Kiel. Die Massenbelästigung im Sophienhof in Kiel hält die Polizei weiter auf Trab. Beamte sichten derzeit das Videomaterial und suchen Zeugen. „Eine spezialisierte Einheit der Kriminalpolizei unterstützt die Ermittler der Polizei bei den Auswertungen“, sagte Polizeisprecher Oliver Pohl am Sonnabend. Vor Montag könne nicht mit Ergebnissen gerechnet werden. Die Ermittlungen gegen weitere mutmaßliche Täter hätten zudem Vorrang.

Über 20 Männer mit Migrationshintergrund sollen am Donnerstagabend im Einkaufszentrum Sophienhof die Mädchen im Alter von 15, 16 und 17 Jahren massiv belästigt und verfolgt haben. Als mutmaßliche Haupttäter gelten nach Angaben der Polizei zwei Asylbewerber aus Afghanistan. Die Hauptverdächtigen im Alter von 19 und 26 Jahren sollen zuerst die Mädchen beobachtet, verfolgt und mit Mobiltelefonen gefilmt und fotografiert haben. Nach und nach sei die Zahl der Männer, die die Mädchen belästigt haben sollen, auf 20 bis 30 gestiegen.

Die beiden Afghanen und zwei weitere Verdächtige wurden vorläufig festgenommen, sind mittlerweile aber wieder auf freiem Fuß. Bei ihrer Festnahme leisteten die Beschuldigten laut Polizei heftigen Widerstand. Dabei seien auch Beamte verletzt worden.

Weitere Frauen fühlten sich belästigt

Nach der Berichterstattung am Freitag haben sich mittlerweile weitere Frauen bei der Polizei gemeldet und von ähnlichen Erfahrungen im Sophienhof“ berichtet. Nach der umfangreichen Berichterstattung sei dies aber auch zu erwarten gewesen. Dass sich viele nicht sofort an die Polizei wenden, sei „ganz typisch für diese Art von von Scham geprägten Delikten“, sagte er. Der Centermanagerin vom Sophienhof, Sophie Dukat, sind weitere Belästigungsfälle in der Größenordnung nicht bekannt. Im Interview mit den Kieler Nachrichten sagte sie: "Das ist der erste Vorfall dieser Art. Und unser Sicherheitsteam hat vorbildlich gearbeitet."

Die Polizei zeigt mehr Präsenz im Sophienhof Kiel.

Quelle: Thomas Eisenkrätzer

Die Geschäftsleute im Sophienhof in Kiel klagen indes über eine deutliche Zunahme an Diebstählen und Belästigungen. Vor allem vor Geschäftsschluss spitze sich die Lage zu. Die Polizei kündigte für die nächsten Tage eine verstärkte Präsenz an dem Einkaufszentrum an.
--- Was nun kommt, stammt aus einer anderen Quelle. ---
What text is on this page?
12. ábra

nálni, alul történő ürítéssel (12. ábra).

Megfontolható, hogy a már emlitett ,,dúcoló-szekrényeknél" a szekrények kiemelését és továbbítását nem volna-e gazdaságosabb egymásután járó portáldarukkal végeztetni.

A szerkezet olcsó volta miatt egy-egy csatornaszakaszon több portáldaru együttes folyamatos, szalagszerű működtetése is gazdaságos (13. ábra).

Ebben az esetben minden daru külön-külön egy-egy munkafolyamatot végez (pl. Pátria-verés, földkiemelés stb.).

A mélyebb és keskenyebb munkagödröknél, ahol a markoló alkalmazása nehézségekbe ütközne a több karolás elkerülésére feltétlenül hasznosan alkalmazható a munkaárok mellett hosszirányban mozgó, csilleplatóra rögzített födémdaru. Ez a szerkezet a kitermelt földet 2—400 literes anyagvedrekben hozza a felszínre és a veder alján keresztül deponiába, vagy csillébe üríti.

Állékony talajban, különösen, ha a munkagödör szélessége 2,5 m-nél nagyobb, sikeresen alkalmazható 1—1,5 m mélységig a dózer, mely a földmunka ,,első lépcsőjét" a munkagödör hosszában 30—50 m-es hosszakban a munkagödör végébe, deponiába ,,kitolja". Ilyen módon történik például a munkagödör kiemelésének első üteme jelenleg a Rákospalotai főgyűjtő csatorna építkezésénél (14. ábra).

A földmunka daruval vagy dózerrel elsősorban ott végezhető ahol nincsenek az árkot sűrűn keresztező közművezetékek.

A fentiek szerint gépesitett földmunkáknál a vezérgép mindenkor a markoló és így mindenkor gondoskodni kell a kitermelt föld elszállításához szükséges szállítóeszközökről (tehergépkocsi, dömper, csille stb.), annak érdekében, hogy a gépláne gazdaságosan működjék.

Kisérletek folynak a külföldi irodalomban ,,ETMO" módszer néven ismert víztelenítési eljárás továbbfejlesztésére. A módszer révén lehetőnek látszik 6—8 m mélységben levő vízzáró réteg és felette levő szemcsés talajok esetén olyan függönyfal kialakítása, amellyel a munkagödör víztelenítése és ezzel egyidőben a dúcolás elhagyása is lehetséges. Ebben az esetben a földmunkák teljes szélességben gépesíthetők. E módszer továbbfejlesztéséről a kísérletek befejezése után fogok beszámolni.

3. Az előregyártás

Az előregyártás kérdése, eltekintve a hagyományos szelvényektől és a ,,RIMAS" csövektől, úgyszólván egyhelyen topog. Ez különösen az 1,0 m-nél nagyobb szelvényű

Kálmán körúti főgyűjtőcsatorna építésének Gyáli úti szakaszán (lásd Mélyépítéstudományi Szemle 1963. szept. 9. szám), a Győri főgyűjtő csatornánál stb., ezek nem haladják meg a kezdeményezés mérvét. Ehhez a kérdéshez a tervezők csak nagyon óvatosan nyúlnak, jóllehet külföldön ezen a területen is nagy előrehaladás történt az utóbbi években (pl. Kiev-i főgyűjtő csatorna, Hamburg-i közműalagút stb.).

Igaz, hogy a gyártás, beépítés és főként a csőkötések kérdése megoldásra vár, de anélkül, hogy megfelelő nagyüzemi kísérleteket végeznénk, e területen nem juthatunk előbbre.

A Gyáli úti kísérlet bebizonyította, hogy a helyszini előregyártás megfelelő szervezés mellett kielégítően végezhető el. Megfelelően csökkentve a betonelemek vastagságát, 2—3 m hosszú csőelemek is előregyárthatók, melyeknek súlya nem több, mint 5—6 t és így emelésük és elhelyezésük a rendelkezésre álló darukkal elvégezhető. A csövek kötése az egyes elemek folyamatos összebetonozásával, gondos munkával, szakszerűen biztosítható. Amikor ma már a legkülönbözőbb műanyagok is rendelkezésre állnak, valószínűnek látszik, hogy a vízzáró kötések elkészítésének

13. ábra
Wer sich bedroht fühle, solle sofort den Polizeiruf 110 wählen.

Politik reagierte betroffen auf Vorfälle im Sophienhof

Innenminister Stefan Studt zeigte sich betroffen. Es sei nicht hinnehmbar, an einem öffentlichen Ort so belästigt zu werden, sagte der SPD-Politiker. Sein ganzes Mitgefühl gelte den Mädchen. Der Vorfall müsse mit aller Kraft des Rechtsstaates aufgeklärt werden. Die Polizei habe gut und richtig reagiert.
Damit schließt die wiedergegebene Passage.